Still, he declines to rule out completely that the body could belong to someone else.

"I wouldn't say anything is impossible until the DNA would straighten it out," he says.

DNA testing would be the best way for Dolfen to prove he's really a Dolfen. That's why he's been thinking lately about his mother's unmarked grave in Tallmadge.

"I don't like that idea of digging anybody up," Dolfen says.

"We're pushing it," Webel says. "You just want to know one way or the other."

Betty Dolfen says, "We just want to know, is he or isn't he?"

It would cost thousands of dollars to exhume the body and test the DNA. Even so, Dolfen was asking his family doctor about the idea recently.

"He says there's a lot to that," Dolfen says. "It ain't like taking a swab of spit."

There is another option, although it might be difficult persuading New Jersey officials to act. A lock of the Lindbergh baby's hair is on exhibit at the New Jersey State Police Museum in West Trenton, along with Hauptmann trial evidence including the kidnapping ladder and ransom notes.

Museum curator Mark Falzini says microscopic analysis shows that the Lindbergh hair matches hair found at the wooded area where the body was discovered. The color, texture and cellular arrangement are the same.
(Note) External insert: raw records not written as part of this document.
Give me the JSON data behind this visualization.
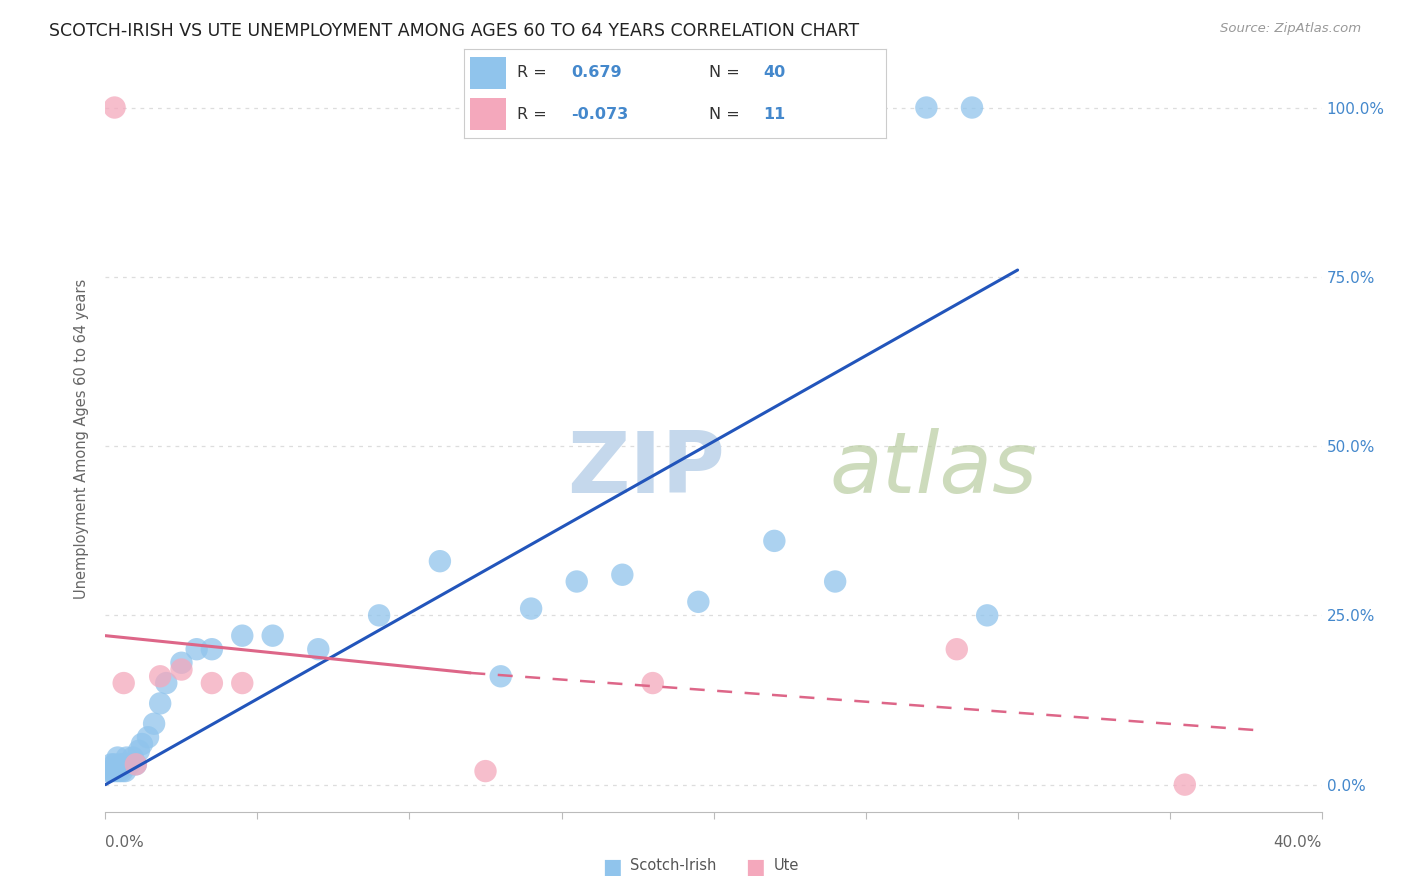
{
  "title": "SCOTCH-IRISH VS UTE UNEMPLOYMENT AMONG AGES 60 TO 64 YEARS CORRELATION CHART",
  "source": "Source: ZipAtlas.com",
  "ylabel": "Unemployment Among Ages 60 to 64 years",
  "ytick_vals": [
    0,
    25,
    50,
    75,
    100
  ],
  "ytick_labels": [
    "0.0%",
    "25.0%",
    "50.0%",
    "75.0%",
    "100.0%"
  ],
  "xmin": 0.0,
  "xmax": 40.0,
  "ymin": -4.0,
  "ymax": 106.0,
  "scotch_irish_color": "#90C4EC",
  "ute_color": "#F4A8BC",
  "scotch_irish_R": 0.679,
  "scotch_irish_N": 40,
  "ute_R": -0.073,
  "ute_N": 11,
  "blue_line_color": "#2255BB",
  "pink_line_color": "#DD6688",
  "right_axis_color": "#4488CC",
  "grid_color": "#DDDDDD",
  "title_color": "#222222",
  "source_color": "#999999",
  "watermark_color": "#C5D8EC",
  "scotch_irish_x": [
    0.1,
    0.15,
    0.2,
    0.25,
    0.3,
    0.35,
    0.4,
    0.45,
    0.5,
    0.55,
    0.6,
    0.65,
    0.7,
    0.8,
    0.9,
    1.0,
    1.1,
    1.2,
    1.4,
    1.6,
    1.8,
    2.0,
    2.5,
    3.0,
    3.5,
    4.5,
    5.5,
    7.0,
    9.0,
    11.0,
    13.0,
    14.0,
    15.5,
    17.0,
    19.5,
    22.0,
    24.0,
    27.0,
    28.5,
    29.0
  ],
  "scotch_irish_y": [
    2,
    2,
    3,
    2,
    3,
    2,
    4,
    2,
    3,
    2,
    3,
    2,
    4,
    3,
    4,
    3,
    5,
    6,
    7,
    9,
    12,
    15,
    18,
    20,
    20,
    22,
    22,
    20,
    25,
    33,
    16,
    26,
    30,
    31,
    27,
    36,
    30,
    100,
    100,
    25
  ],
  "ute_x": [
    0.3,
    0.6,
    1.0,
    1.8,
    2.5,
    3.5,
    4.5,
    12.5,
    18.0,
    28.0,
    35.5
  ],
  "ute_y": [
    100,
    15,
    3,
    16,
    17,
    15,
    15,
    2,
    15,
    20,
    0
  ],
  "scotch_line_x0": 0.0,
  "scotch_line_y0": 0.0,
  "scotch_line_x1": 30.0,
  "scotch_line_y1": 76.0,
  "ute_solid_x0": 0.0,
  "ute_solid_y0": 22.0,
  "ute_solid_x1": 12.0,
  "ute_solid_y1": 16.5,
  "ute_dashed_x0": 12.0,
  "ute_dashed_y0": 16.5,
  "ute_dashed_x1": 38.0,
  "ute_dashed_y1": 8.0,
  "legend_label_scotch": "Scotch-Irish",
  "legend_label_ute": "Ute"
}
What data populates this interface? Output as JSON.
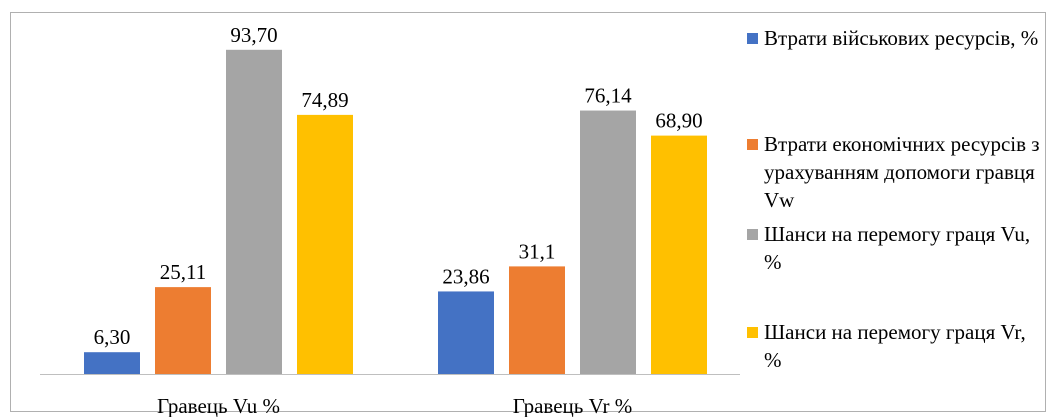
{
  "chart_data": {
    "type": "bar",
    "categories": [
      "Гравець Vu %",
      "Гравець    Vr  %"
    ],
    "series": [
      {
        "name": "Втрати військових ресурсів, %",
        "values": [
          6.3,
          23.86
        ],
        "labels": [
          "6,30",
          "23,86"
        ],
        "color": "#4472c4"
      },
      {
        "name": "Втрати економічних ресурсів з урахуванням допомоги гравця Vw",
        "values": [
          25.11,
          31.1
        ],
        "labels": [
          "25,11",
          "31,1"
        ],
        "color": "#ed7d31"
      },
      {
        "name": "Шанси на перемогу граця Vu, %",
        "values": [
          93.7,
          76.14
        ],
        "labels": [
          "93,70",
          "76,14"
        ],
        "color": "#a5a5a5"
      },
      {
        "name": "Шанси на перемогу граця Vr, %",
        "values": [
          74.89,
          68.9
        ],
        "labels": [
          "74,89",
          "68,90"
        ],
        "color": "#ffc000"
      }
    ],
    "title": "",
    "xlabel": "",
    "ylabel": "",
    "ylim": [
      0,
      100
    ],
    "grid": false,
    "legend": "right"
  }
}
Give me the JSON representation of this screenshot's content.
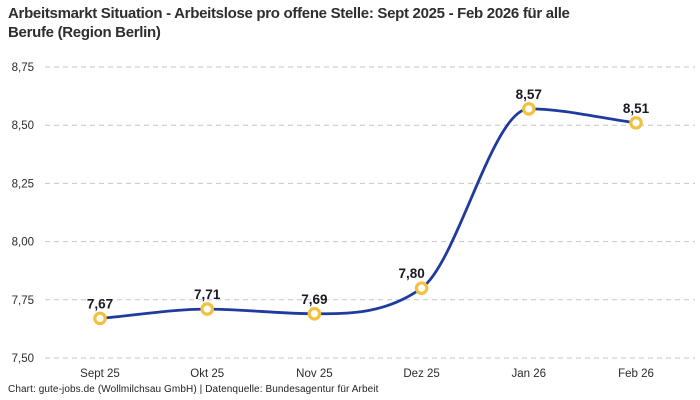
{
  "title": {
    "line1": "Arbeitsmarkt Situation - Arbeitslose pro offene Stelle: Sept 2025 - Feb 2026 für alle",
    "line2": "Berufe (Region Berlin)"
  },
  "attribution": "Chart: gute-jobs.de (Wollmilchsau GmbH) | Datenquelle: Bundesagentur für Arbeit",
  "colors": {
    "line": "#1f3b9e",
    "marker_ring": "#f2c13e",
    "marker_fill": "#ffffff",
    "grid": "#c6c6c6",
    "title_text": "#2e2e2e",
    "data_label_text": "#1a1a24",
    "axis_text": "#2b2b2b"
  },
  "chart_data": {
    "type": "line",
    "title": "Arbeitsmarkt Situation - Arbeitslose pro offene Stelle: Sept 2025 - Feb 2026 für alle Berufe (Region Berlin)",
    "categories": [
      "Sept 25",
      "Okt 25",
      "Nov 25",
      "Dez 25",
      "Jan 26",
      "Feb 26"
    ],
    "values": [
      7.67,
      7.71,
      7.69,
      7.8,
      8.57,
      8.51
    ],
    "value_labels": [
      "7,67",
      "7,71",
      "7,69",
      "7,80",
      "8,57",
      "8,51"
    ],
    "yticks": [
      7.5,
      7.75,
      8.0,
      8.25,
      8.5,
      8.75
    ],
    "ytick_labels": [
      "7,50",
      "7,75",
      "8,00",
      "8,25",
      "8,50",
      "8,75"
    ],
    "ylim": [
      7.5,
      8.75
    ],
    "xlabel": "",
    "ylabel": "",
    "grid": "dashed-horizontal",
    "legend": "none"
  }
}
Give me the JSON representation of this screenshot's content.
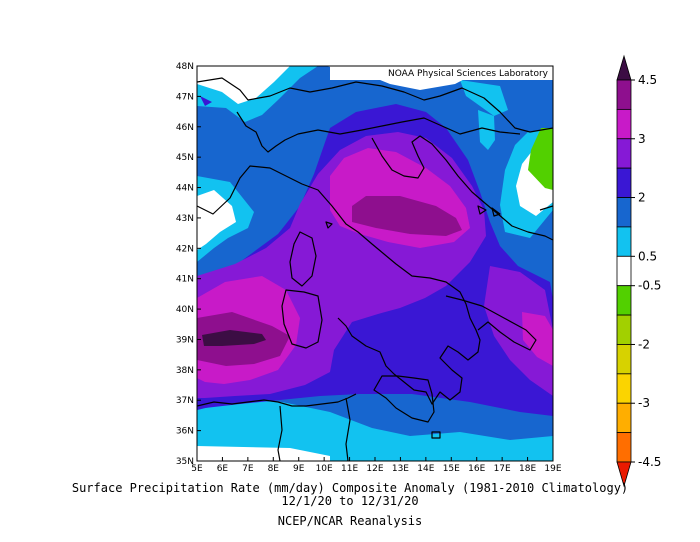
{
  "chart_data": {
    "type": "heatmap",
    "title": "Surface Precipitation Rate (mm/day) Composite Anomaly (1981-2010 Climatology)",
    "subtitle": "12/1/20  to 12/31/20",
    "source": "NCEP/NCAR Reanalysis",
    "watermark": "NOAA Physical Sciences Laboratory",
    "x_ticks": [
      "5E",
      "6E",
      "7E",
      "8E",
      "9E",
      "10E",
      "11E",
      "12E",
      "13E",
      "14E",
      "15E",
      "16E",
      "17E",
      "18E",
      "19E"
    ],
    "y_ticks": [
      "48N",
      "47N",
      "46N",
      "45N",
      "44N",
      "43N",
      "42N",
      "41N",
      "40N",
      "39N",
      "38N",
      "37N",
      "36N",
      "35N"
    ],
    "lon_range": [
      5,
      19
    ],
    "lat_range": [
      35,
      48
    ],
    "units": "mm/day",
    "colorbar": {
      "labels": [
        "4.5",
        "3",
        "2",
        "0.5",
        "-0.5",
        "-2",
        "-3",
        "-4.5"
      ],
      "levels": [
        {
          "range": "> 4.5",
          "color": "#3c0d44"
        },
        {
          "range": "3.75 to 4.5",
          "color": "#8e0f8e"
        },
        {
          "range": "3 to 3.75",
          "color": "#c81ac8"
        },
        {
          "range": "2.5 to 3",
          "color": "#8619d6"
        },
        {
          "range": "2 to 2.5",
          "color": "#3a17d4"
        },
        {
          "range": "1 to 2",
          "color": "#1766cf"
        },
        {
          "range": "0.5 to 1",
          "color": "#12c2f0"
        },
        {
          "range": "-0.5 to 0.5",
          "color": "#ffffff"
        },
        {
          "range": "-1 to -0.5",
          "color": "#52d000"
        },
        {
          "range": "-2 to -1",
          "color": "#a2d000"
        },
        {
          "range": "-2.5 to -2",
          "color": "#d7d200"
        },
        {
          "range": "-3 to -2.5",
          "color": "#fbd400"
        },
        {
          "range": "-3.75 to -3",
          "color": "#ffae00"
        },
        {
          "range": "-4.5 to -3.75",
          "color": "#ff6e00"
        },
        {
          "range": "< -4.5",
          "color": "#ea1a00"
        }
      ]
    }
  }
}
However, the DNA has never been tested, Falzini says, and there are no plans to do so.

A Quest for Truth

Robert Dolfen says he only wants the truth. He isn't looking for fame. He doesn't want to be on "Oprah."

"If you find out for sure, okay, and if you don't, hell, I'm about done anyhow so it ain't gonna make that much difference to me," he says.

"We're not after any money or nothing," Betty Dolfen says. "We just want to know."

And what if the improbable tale somehow became true? What if all the history books had to be rewritten?

"Life would change--as I know it--dramatically," Dolfen says. "You could probably never surmise what the change would be. It would be so much."

One thing is for certain: The news media would be camped outside the Dolfen home again--just like in 1936.

Only worse.

Truthfully, Robert Dolfen likes being Robert Dolfen. It's what he knows best.

Would he really want his life to change so dramatically at this point? Would he really want to be plastered across every newspaper and magazine, beamed by satellite to every television set?

"No," Dolfen says after a moment of thought. "Not that much."